The growth of the generics market has produced impressive economic benefits for the United States. The Association for Accessible Medicines (AAM), recently reported that the use of FDA-approved generics and biosimilars saved $408 billion in healthcare costs just in 2022. With more than 90% of U.S. prescriptions being filled with generic formulations, the occurrence of shortages is not a surprise. That being said, the intensity and length of these shortages have become worrying. According to the American Society of Health-System Pharmacists (ASHP), 99% of pharmacists who work for hospitals or health systems reported that they were currently facing drug supply issues.
One of the reasons behind the surge in shortages is the dependence on manufacturers based in India and China. While it is true that production in these countries can be achieved at lower costs, this might come with a hefty price. Beyond delivery delays due to geopolitical disruptions and quality issues, depending on a single country to source a certain generic is the pharmaceutical equivalent of placing all eggs in a single basket.
A smarter approach to leveraging costs by outsourcing pharmaceutical manufacturing is to split production across different companies that are regulated under the same criteria. Such is the case of pharmaceutical manufacturers based in the European Union, which have to fulfill the same quality standards as member nations. For this strategy to work, it is important to choose partners who fulfill European standards, comply with FDA regulations, and are capable of ensuring quality across batches.
Another reason behind the increasing number of drug shortages is the lack of incentives regarding sourcing generics based on factors that go beyond production costs. If a generic manufacturer, chosen by offering the lowest price, has to stop production due to quality concerns, it will logically lead to a shortage. Thus, it is necessary to push for incentives that stimulate companies to hire manufacturers that do not cut corners and offer quality services. Such incentives could be managed through federal programs such as Medicare.
By promoting picking manufacturers based on quality, reliable manufacturers could find funding more easily, invest in their facilities, and even expand their portfolio to sell less popular drugs. The industry is open to putting quality over price, as 85% of ASHP survey participants would be willing to spend 5% or more above their annual generic injectable drug budget to buy from more suppliers that achieve quality recognition.
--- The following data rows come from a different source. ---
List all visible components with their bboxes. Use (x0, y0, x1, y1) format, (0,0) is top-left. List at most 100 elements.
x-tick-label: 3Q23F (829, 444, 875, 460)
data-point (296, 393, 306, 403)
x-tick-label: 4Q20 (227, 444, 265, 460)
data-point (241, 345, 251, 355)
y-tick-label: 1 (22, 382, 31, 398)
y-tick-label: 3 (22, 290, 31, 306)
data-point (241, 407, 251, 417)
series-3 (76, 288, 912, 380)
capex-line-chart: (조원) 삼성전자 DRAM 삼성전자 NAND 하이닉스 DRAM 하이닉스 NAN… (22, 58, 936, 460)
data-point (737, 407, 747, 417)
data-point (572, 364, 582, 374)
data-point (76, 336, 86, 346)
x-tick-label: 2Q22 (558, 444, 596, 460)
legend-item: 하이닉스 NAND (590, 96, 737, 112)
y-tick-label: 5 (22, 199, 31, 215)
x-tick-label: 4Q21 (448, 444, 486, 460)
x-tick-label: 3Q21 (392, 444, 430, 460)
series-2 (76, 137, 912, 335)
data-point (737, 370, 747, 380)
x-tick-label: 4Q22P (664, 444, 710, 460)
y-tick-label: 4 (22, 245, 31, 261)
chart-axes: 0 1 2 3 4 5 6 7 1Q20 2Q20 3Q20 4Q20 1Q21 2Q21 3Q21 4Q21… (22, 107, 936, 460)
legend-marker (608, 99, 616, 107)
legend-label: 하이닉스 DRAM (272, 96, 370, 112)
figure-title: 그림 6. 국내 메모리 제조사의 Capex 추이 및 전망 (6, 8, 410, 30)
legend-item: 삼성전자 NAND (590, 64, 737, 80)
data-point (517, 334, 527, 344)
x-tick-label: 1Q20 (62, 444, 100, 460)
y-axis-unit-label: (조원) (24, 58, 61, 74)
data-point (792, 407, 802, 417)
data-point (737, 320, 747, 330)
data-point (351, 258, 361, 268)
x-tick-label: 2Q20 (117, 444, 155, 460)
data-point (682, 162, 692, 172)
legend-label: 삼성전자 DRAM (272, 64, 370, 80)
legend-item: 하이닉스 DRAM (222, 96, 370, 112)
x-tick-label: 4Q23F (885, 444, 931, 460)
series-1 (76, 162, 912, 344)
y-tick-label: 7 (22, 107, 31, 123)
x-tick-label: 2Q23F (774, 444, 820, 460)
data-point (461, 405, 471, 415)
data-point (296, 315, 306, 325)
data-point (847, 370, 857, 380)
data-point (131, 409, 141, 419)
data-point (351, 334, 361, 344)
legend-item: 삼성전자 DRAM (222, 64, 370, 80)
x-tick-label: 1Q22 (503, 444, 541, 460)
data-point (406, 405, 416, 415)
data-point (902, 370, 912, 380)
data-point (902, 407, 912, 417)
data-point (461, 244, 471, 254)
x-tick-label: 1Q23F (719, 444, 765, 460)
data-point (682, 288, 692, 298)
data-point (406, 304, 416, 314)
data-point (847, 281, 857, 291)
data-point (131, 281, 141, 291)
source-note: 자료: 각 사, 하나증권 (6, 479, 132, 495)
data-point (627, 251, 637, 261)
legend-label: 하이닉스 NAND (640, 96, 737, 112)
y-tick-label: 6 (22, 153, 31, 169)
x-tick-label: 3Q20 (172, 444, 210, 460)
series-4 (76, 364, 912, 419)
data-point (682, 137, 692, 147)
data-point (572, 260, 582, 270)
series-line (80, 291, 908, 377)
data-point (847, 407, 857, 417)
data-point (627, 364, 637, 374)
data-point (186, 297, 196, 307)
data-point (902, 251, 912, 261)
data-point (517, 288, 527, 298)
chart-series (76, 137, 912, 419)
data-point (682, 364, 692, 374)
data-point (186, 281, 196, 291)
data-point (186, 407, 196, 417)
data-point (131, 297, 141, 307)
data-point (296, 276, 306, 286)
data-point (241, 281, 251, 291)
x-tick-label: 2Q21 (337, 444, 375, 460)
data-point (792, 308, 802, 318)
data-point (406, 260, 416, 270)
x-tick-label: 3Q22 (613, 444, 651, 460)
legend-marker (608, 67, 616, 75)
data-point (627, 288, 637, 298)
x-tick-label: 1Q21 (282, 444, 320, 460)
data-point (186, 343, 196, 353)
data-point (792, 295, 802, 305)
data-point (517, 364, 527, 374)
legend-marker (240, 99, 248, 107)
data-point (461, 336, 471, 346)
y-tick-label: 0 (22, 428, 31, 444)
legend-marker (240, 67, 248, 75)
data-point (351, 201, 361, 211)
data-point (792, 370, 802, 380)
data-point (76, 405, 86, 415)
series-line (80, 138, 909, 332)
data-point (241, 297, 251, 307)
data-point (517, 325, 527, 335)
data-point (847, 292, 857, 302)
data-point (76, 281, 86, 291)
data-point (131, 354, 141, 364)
A 2019 FDA report identified the lack of quality recognition in the pharmaceutical industry as a root cause of drug shortages. The idea of a quality recognition program for drug manufacturers was introduced in a 2013 article written by FDA staff and published in Clinical Pharmacology & Therapeutics. For the FDA, establishing quality metrics or rating systems for manufacturers would be a challenge but doing so would provide more objective support to purchasing choices.
Another measure that can be taken to prevent shortages is to request additional reporting when demand for a certain formulation surges, increase the required reporting regarding the source of active ingredients, and require manufacturers to study the longest possible expiration date of their products. Pharmaceutical analysts could use this information to track (and potentially predict) the availability of different drugs and their active ingredients to act upon any emerging issue without allowing it to spiral out of control.
By investing in diversifying sourcing, increasing quality, and data tracking, it is possible to prevent drug shortages in the expanding generics market. These activities are quite feasible, with the biggest challenge being how long is society willing to wait before investing in preventing the next drug shortage crisis.